As always, it depends. For most cases, Garbage Collection is faster than malloc/free. On some platforms, Java can allocate objects in like 3 instructions. It does this because garbage collection allows for optimizations that simply aren't possible using manual memory allocation.

Of course, there are apps that require manual memory management, but they are becoming few and far between.


Only that the amazing GC JWZ states as examples (Smalltalk, Lisp) are used in production ourdays.


As previously noted, this article was written a while ago, and is somewhat critical of 'bad' GC's: Perl, Python & Java in particular. I think Perl is still using reference counting, which has its own drawbacks, but I think most would agree that Java's GC has grown to be pretty good over the years. And now there's C#, which seems to have a decent GC as well.


> This is because large applications have nontrivial object life cycles, and so you end up spending all of your time trying to figure out what exactly those life cycles are.

GC just abets to care less about memory management in applications.


This text is more than 10 years old (1998).

Are you just indirectly polling if there is still controversy about GC?


Are you just indirectly polling if there is still controversy about GC?

There is, apparently: http://news.ycombinator.com/item?id=585094


Nice 10 year old rant :-)


Double meaning is the guy who picks up the litter in his nightclub.

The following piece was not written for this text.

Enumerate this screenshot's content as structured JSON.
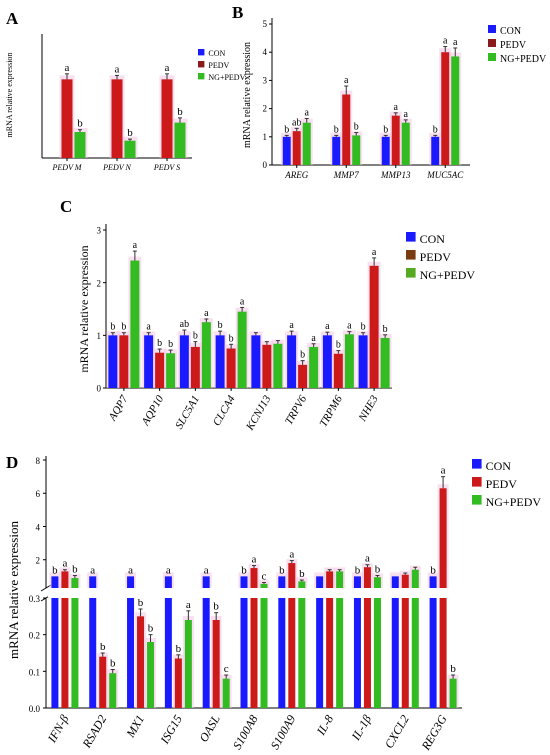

When you spent your precious youth creating XEmacs, mozilla, and netscape navigator, you're sure as hell allowed to have a pet nightclub; can you think of a better way to hack the popularity problem than to own a kickass music venue for hipsters?

Don't hate the playa, hate the game! ;-)


I didn't think his comment was negative. It seems weird that it's downvoted. However, since you mentioned it...

DNA is a weird spot. It's a great space. JWZ obviously tried to recreate a subculture that was never hugely popular but sort of maybe had its heyday and died in the 90s. The sort of only-in-SF cyber-industrial-goth thing. Front242, Throbbing Gristle and Cabaret Voltaire remixes. Every guy looks like Robert Smith with a top hat, wearable computer, and zombie boots. Proto-burning-man meets blade runner sort of thing.

It's definitely not a favorite for hipsters. It only comes close on mashup night, and even those "hipsters" are all 38 years old. The whole hipster in SF thing is bit of a hoax. All those hipsters are really web designers who went to Stanford, which wasn't really hip ever, but certainly hasn't been hip since 1999. What is now known as hipster in SF was called "yuppie" 20 years ago. It's just different brands of shoes and alcohol - even the tight pants remain the same.


I didn't downvote the poster above, but it's unfair of him not to address the article and its content, and its make a snide remark about how the author makes his living nowadays. Borderline ad hominem, imo.


I wasn't trying to get at JWZ, I was just making a silly unrelated joke, almost a pun. I don't have anything against him.